La nuit, Piksarett entra dans leur camp, tua deux guerriers et enleva leurs chevelures. Il recommença cinq nuits de suite. Le jour, ils ne le trouvaient pas, il était dans les arbres. Il brouillait ses pistes car il marchait à reculons.

Le cinquième jour, Outtaké, fou de rage, fit envoyer un message aux différents partis des Cinq-Nations qui avec lui avaient quitté la ville des Iroquois et progressaient vers le nord. Il fit passer une consigne :

« Sus à Québec ! »

Chapitre 74

De son expédition sur les glaces Paul-le-Follet avait ramené une bronchite qui mit ses jours en danger. Angélique alla le voir à l'Hôtel-Dieu et trouva à son chevet Basile.

Ils sortirent ensemble et Angélique parla de l'amitié qui unissait le grave marchand avec ce joyeux drille.

– C'est à cause du renfermement des pauvres, dit Basile.

– Je vous croyais le fils d'un magistrat au Parlement, s'étonna Angélique.

– Si fait. Et je me destinais étudiant à suivre ses traces quand survint le renfermement des pauvres.

Il raconta comment, au sortir de la Fronde, Paris était la ville des crimes, de la mendicité et de la truanderie.

Le Grand Coësre, le Roi de Thunes, prince des bandits y régnait aussi sûrement et plus sûrement que le jeune roi de France Louis XIV avec ses Égyptiens, ses cagoux, ses mercadiers, ses mercantisses polissons et autres coupe-bourses.

Pour assainir la capitale de ses miséreux qui représentaient le cinquième de sa population, il n'y avait d'autre solution que de les ramasser tous et de les enfermer hors de la vue des honnêtes gens.

Les hauts murs des cinq établissements de l'hôpital général avaient été dressés pour cela.

La Salpêtrière pour les femmes, Bicêtre pour les hommes et les jeunes garçons dangereux. La maison de Scipion pour les femmes grosses. À la Pitié, les jeunes filles de sept à seize ans et les vieilles que l'on occupait à filer. À la Savonnerie, les petits garçons à qui l'on apprenait à fabriquer des tapis de Turquie et de Perse. Les escouades de militaires appelés « archers des pauvres » furent créées. De jour et de nuit, ils parcouraient la ville ramassant tout ce qu'ils trouvaient, coursant les récalcitrants et certains de ces gens d'armes étaient fort habiles à lancer un lourd filet pour ramener d'un seul coup une bonne pêche de mendiants et d'orphelins à charger dans leurs charrettes.

Un soir que l'étudiant Basile revenait de la Sorbonne, il prit fait et cause pour un pauvre hère qu'on poursuivait.

Il se retrouva avec son protégé, enchaîné à un anneau scellé, dans les caves de Bicêtre réservées aux fous.

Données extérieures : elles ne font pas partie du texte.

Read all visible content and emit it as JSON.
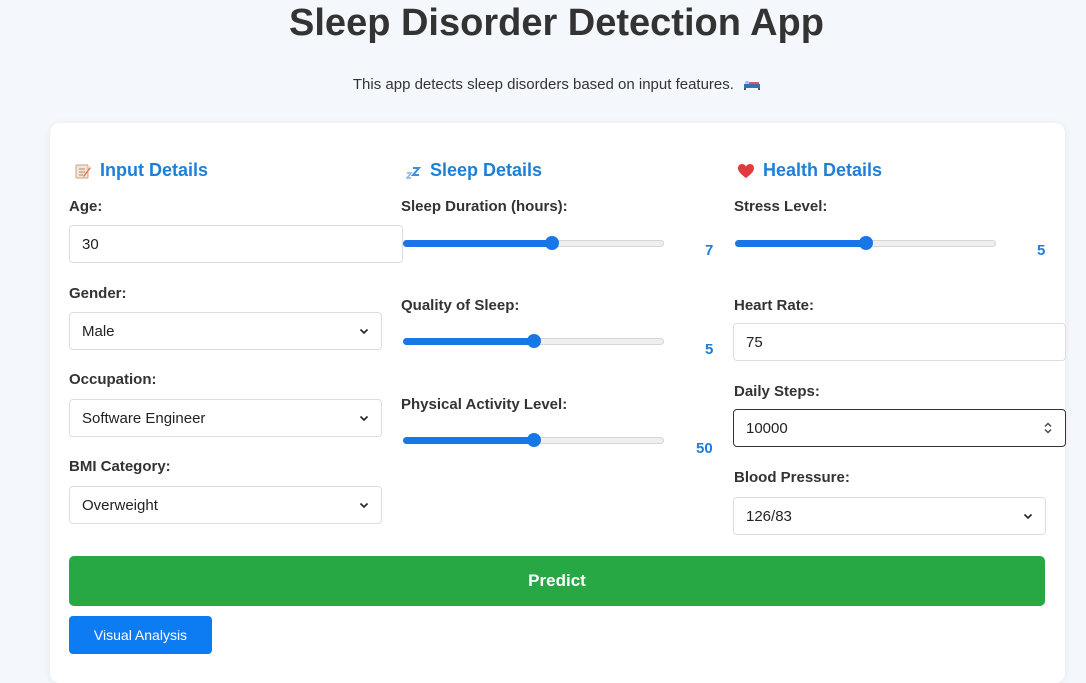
{
  "app": {
    "title": "Sleep Disorder Detection App",
    "subtitle": "This app detects sleep disorders based on input features.",
    "subtitle_icon": "bed-icon"
  },
  "input_details": {
    "title": "Input Details",
    "icon": "memo-icon",
    "age_label": "Age:",
    "age_value": "30",
    "gender_label": "Gender:",
    "gender_value": "Male",
    "occupation_label": "Occupation:",
    "occupation_value": "Software Engineer",
    "bmi_label": "BMI Category:",
    "bmi_value": "Overweight"
  },
  "sleep_details": {
    "title": "Sleep Details",
    "icon": "zzz-icon",
    "sleep_duration_label": "Sleep Duration (hours):",
    "sleep_duration_value": "7",
    "sleep_duration_fraction": 0.57,
    "quality_label": "Quality of Sleep:",
    "quality_value": "5",
    "quality_fraction": 0.5,
    "activity_label": "Physical Activity Level:",
    "activity_value": "50",
    "activity_fraction": 0.5
  },
  "health_details": {
    "title": "Health Details",
    "icon": "heart-icon",
    "stress_label": "Stress Level:",
    "stress_value": "5",
    "stress_fraction": 0.5,
    "heart_rate_label": "Heart Rate:",
    "heart_rate_value": "75",
    "daily_steps_label": "Daily Steps:",
    "daily_steps_value": "10000",
    "blood_pressure_label": "Blood Pressure:",
    "blood_pressure_value": "126/83"
  },
  "actions": {
    "predict_label": "Predict",
    "visual_label": "Visual Analysis"
  },
  "colors": {
    "accent_blue": "#1e7fd6",
    "slider_blue": "#1777e6",
    "predict_green": "#28a745",
    "visual_blue": "#0d7bf2"
  }
}
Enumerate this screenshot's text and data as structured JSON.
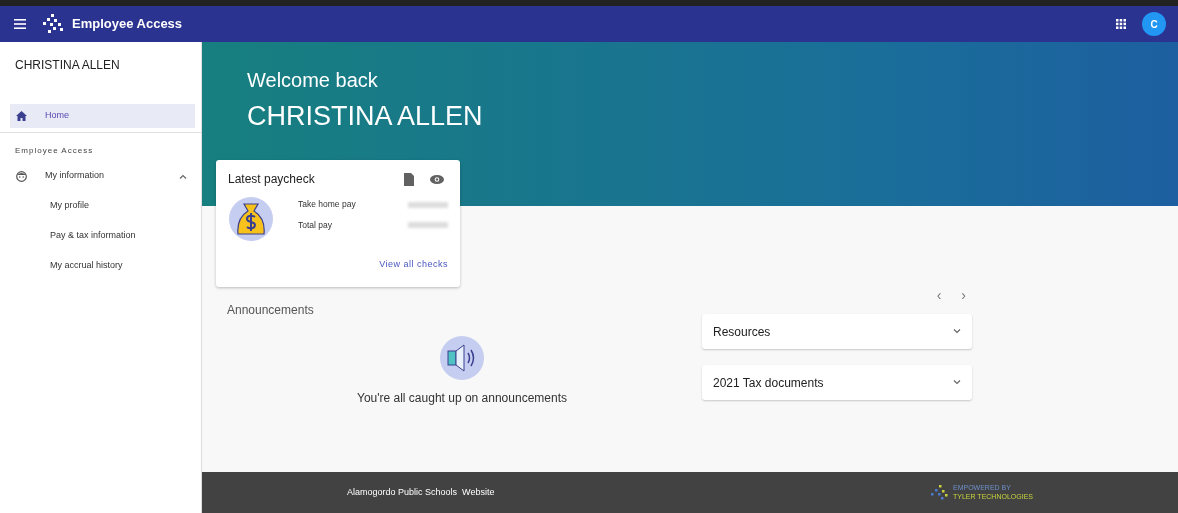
{
  "app_bar": {
    "title": "Employee Access",
    "avatar": "C"
  },
  "sidebar": {
    "user_name": "CHRISTINA ALLEN",
    "items": [
      {
        "label": "Home",
        "selected": true
      }
    ],
    "section": "Employee Access",
    "groups": [
      {
        "label": "My information",
        "expanded": true,
        "children": [
          {
            "label": "My profile"
          },
          {
            "label": "Pay & tax information"
          },
          {
            "label": "My accrual history"
          }
        ]
      }
    ]
  },
  "hero": {
    "greeting": "Welcome back",
    "name": "CHRISTINA ALLEN"
  },
  "paycheck": {
    "title": "Latest paycheck",
    "rows": [
      {
        "label": "Take home pay"
      },
      {
        "label": "Total pay"
      }
    ],
    "link": "View all checks"
  },
  "announcements": {
    "title": "Announcements",
    "prev": "‹",
    "next": "›",
    "empty_text": "You're all caught up on announcements"
  },
  "panels": [
    {
      "label": "Resources",
      "expanded": false
    },
    {
      "label": "2021 Tax documents",
      "expanded": false
    }
  ],
  "footer": {
    "link": "Alamogordo Public Schools  Website",
    "brand_line1": "EMPOWERED BY",
    "brand_line2": "TYLER TECHNOLOGIES"
  }
}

On l'avait mis là pour le calmer car, très vigoureux, il avait assommé un archer et blessé un autre.

Son compagnon, surnommé Popaul-le-fou, avait dans ces cachots sa place désignée. Basile conversa avec lui, le trouva fort intelligent, apte à apprendre le calcul, la lecture.

Pendant ce temps M. le magistrat cherchait son fils.

Il finit par le trouver et par le faire sortir d'une enceinte qu'on franchissait rarement dans ce sens-là. Mais de son séjour en enfer Basile avait gardé une solide haine des murs et de tout horizon borné.

Il ne pouvait supporter de laisser derrière lui ce jeune homme, enfermé comme une bête innocente, et qui n'avait d'autre perspective que de dépérir ou de devenir enragé. Il obtint l'élargissement de son pauvre et avec lui sauta sur le premier navire en partance pour le Canada. Son père, avec lequel il n'avait cessé d'avoir d'excellentes relations d'affaires, lui avait trouvé un poste dans la Compagnie des cent associés, dont il était actionnaire et au cours des ans, il était devenu M. Basile de Québec avec son commis, frère de geôle, sauvé du renfermement ou de la corde, Paul-le-Follet.

– J'ai toutes sortes d'ennuis avec lui. Il vole les autres, il s'attire des remontrances du clergé... mais il est libre et il m'est précieux. Il range la maison dont il connaît chaque objet, veille sur mes filles comme un frère et sait l'avoir et les comptes de chacun dans toute la ville.